During our special visits to Uncle Heng’s house, my father shared his dream with his brother. His dream was for little Sopheap to serve in the medical profession. My father looked to his brother for inspiration and guidance because Uncle Heng had raised him after their parents died at a young age. My father later told me that my uncle said, "Sopheap will pursue her dream, and she will succeed."
Like Uncle Heng, my father always encouraged me during my early years, sometimes whispering in my ear, "Never ever give up, no matter how terrible things might be. Always follow your dreams. They are never beyond your reach." His words would serve as a beacon of hope and light during my darkest nights.

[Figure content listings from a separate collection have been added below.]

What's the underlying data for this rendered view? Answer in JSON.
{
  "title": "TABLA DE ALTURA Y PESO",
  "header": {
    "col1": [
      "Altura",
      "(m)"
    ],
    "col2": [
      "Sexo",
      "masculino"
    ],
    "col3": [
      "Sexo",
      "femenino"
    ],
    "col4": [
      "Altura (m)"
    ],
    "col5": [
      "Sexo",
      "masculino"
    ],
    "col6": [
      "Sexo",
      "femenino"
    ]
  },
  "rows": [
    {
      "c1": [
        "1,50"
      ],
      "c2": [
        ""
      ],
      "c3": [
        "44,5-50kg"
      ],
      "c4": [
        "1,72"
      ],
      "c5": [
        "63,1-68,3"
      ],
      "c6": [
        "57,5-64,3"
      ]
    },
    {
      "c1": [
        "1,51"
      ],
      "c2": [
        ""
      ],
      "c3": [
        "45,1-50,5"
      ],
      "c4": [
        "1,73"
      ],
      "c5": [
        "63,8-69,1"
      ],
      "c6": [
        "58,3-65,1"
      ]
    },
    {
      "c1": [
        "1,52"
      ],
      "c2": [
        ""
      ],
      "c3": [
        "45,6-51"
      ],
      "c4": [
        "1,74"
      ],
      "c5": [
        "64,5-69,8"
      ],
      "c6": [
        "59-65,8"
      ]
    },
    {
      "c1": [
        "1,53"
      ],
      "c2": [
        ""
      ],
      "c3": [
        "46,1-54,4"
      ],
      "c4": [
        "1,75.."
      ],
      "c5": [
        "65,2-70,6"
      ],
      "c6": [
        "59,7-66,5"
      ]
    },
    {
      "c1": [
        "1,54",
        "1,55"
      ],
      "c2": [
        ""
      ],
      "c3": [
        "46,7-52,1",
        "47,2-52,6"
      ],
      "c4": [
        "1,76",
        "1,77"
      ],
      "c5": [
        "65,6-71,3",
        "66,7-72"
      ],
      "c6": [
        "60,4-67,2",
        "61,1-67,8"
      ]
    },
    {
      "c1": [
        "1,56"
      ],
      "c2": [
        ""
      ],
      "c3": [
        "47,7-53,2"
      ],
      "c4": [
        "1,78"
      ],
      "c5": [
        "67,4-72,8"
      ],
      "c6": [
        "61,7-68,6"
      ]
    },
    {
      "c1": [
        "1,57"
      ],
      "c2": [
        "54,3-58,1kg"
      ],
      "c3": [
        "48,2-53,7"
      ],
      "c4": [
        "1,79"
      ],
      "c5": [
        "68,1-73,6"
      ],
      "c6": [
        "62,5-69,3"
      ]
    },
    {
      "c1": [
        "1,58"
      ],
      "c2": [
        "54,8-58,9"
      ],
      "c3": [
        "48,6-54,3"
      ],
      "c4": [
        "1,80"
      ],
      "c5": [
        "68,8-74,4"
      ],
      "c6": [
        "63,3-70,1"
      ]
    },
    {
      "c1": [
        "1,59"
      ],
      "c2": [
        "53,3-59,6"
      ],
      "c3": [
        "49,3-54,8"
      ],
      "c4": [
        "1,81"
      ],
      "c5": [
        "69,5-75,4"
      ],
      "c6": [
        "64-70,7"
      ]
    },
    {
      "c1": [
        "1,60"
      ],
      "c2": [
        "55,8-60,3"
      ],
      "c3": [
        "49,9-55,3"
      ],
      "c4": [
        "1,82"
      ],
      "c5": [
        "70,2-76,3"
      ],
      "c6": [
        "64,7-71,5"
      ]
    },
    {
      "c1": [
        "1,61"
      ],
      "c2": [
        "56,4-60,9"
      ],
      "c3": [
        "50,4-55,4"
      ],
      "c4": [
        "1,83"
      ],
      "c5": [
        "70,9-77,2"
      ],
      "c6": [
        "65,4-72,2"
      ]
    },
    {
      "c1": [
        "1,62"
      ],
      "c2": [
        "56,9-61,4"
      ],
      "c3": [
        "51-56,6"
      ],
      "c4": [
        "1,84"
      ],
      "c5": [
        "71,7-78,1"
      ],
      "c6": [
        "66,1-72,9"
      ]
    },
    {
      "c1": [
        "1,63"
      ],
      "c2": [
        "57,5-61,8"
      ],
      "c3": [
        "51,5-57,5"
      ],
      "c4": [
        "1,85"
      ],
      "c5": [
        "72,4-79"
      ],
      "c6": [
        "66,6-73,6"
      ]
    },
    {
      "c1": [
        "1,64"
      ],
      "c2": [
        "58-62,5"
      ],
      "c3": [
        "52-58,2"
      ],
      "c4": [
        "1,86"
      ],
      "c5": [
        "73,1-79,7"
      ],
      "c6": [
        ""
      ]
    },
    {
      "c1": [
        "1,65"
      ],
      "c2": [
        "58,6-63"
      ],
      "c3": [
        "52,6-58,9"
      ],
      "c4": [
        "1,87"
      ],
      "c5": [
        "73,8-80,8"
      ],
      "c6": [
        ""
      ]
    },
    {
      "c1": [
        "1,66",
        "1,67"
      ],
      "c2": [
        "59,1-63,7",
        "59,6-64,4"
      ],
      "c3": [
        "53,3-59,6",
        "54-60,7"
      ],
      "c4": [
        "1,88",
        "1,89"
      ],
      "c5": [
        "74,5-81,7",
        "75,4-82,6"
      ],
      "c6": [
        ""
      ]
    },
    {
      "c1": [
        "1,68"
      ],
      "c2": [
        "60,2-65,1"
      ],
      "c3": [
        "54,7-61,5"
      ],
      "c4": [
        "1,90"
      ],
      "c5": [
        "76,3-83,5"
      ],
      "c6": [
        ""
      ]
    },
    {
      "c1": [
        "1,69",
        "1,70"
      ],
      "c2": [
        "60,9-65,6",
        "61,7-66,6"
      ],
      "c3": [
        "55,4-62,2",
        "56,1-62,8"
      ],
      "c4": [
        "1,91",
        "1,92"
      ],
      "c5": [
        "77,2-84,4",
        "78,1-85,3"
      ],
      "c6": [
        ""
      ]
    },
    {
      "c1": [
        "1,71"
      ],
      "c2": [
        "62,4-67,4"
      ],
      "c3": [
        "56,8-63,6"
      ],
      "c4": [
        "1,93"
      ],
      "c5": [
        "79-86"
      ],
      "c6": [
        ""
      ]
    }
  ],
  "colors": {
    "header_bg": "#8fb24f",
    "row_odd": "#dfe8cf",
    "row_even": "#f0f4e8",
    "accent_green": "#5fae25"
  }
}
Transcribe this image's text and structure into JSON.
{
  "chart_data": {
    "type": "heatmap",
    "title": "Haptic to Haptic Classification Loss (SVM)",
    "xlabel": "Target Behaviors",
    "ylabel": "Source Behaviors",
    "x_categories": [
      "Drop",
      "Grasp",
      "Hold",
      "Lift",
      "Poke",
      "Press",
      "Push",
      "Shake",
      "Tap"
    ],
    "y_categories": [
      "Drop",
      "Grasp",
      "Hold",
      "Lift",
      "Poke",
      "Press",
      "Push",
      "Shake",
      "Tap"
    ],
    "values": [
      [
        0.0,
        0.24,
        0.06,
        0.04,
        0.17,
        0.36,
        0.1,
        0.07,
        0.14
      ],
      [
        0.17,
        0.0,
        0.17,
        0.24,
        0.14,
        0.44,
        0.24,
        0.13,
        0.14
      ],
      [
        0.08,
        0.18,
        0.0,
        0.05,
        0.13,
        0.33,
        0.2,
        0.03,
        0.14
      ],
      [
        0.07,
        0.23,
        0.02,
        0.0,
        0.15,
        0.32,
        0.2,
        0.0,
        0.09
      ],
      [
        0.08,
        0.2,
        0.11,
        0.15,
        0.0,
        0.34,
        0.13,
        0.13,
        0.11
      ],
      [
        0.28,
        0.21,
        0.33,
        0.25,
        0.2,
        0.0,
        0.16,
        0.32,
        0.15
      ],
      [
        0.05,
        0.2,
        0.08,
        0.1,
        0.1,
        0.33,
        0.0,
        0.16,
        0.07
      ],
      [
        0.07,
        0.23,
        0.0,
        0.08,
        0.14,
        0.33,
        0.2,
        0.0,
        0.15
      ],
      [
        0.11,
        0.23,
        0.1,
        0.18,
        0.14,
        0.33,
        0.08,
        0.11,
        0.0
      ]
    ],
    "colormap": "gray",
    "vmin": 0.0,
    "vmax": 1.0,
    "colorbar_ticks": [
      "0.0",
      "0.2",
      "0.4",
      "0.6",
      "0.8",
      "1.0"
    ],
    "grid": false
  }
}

Before those dark nights, my family life was filled with love, laughter, and fun. I was four years old when my parents enrolled me in a French private school in Phnom Penh. In a Cambodia, a developing country, children usually did not go to school until a much later age. At four, I was quite young to attend school, and my mother sat in my classroom every day and wiped my tears, as I was very unhappy about being there. My dad, mom, sister, aunt, and I lived in a large red brick home in an affluent suburb of Phnom Penh. We had a nanny who was supervised by my aunt, who stayed with us while my parents went to work. On the weekends, we went on all-day shopping trips and visited relatives in the evening. One night, our cousins, aunts, and uncles gathered in front of my grandparent’s house to watch the Chinese New Year dragon parade in the month of January. It was a joyful time and very exciting, as bright colorful lights—red, orange, yellow, green—flickered and flashed against the night sky, while a large dragon danced wildly in the street just a few feet from where I sat. I was being held tightly and securely in my father’s arms as he sweetly kissed my forehead and cheeks while cuddling me in his lap. The fantasy of the celebration was beyond my expectation, and I couldn’t imagine that life could ever bring anything but this kind of happiness and joy.
It was just a few months later that Khmer Rouge soldiers stormed our home late one night with guns and swords, demanding that we leave our home. I’ll never forget that night. With only the clothes on our backs, my father, mother, sister, aunt, and I were ordered to leave our home by men with guns. After a long walk, we were herded onto a train like cattle. None of us had any idea that we would be taken to a distant farmland and nearly worked to death harvesting rice for four years before we would ever know freedom again.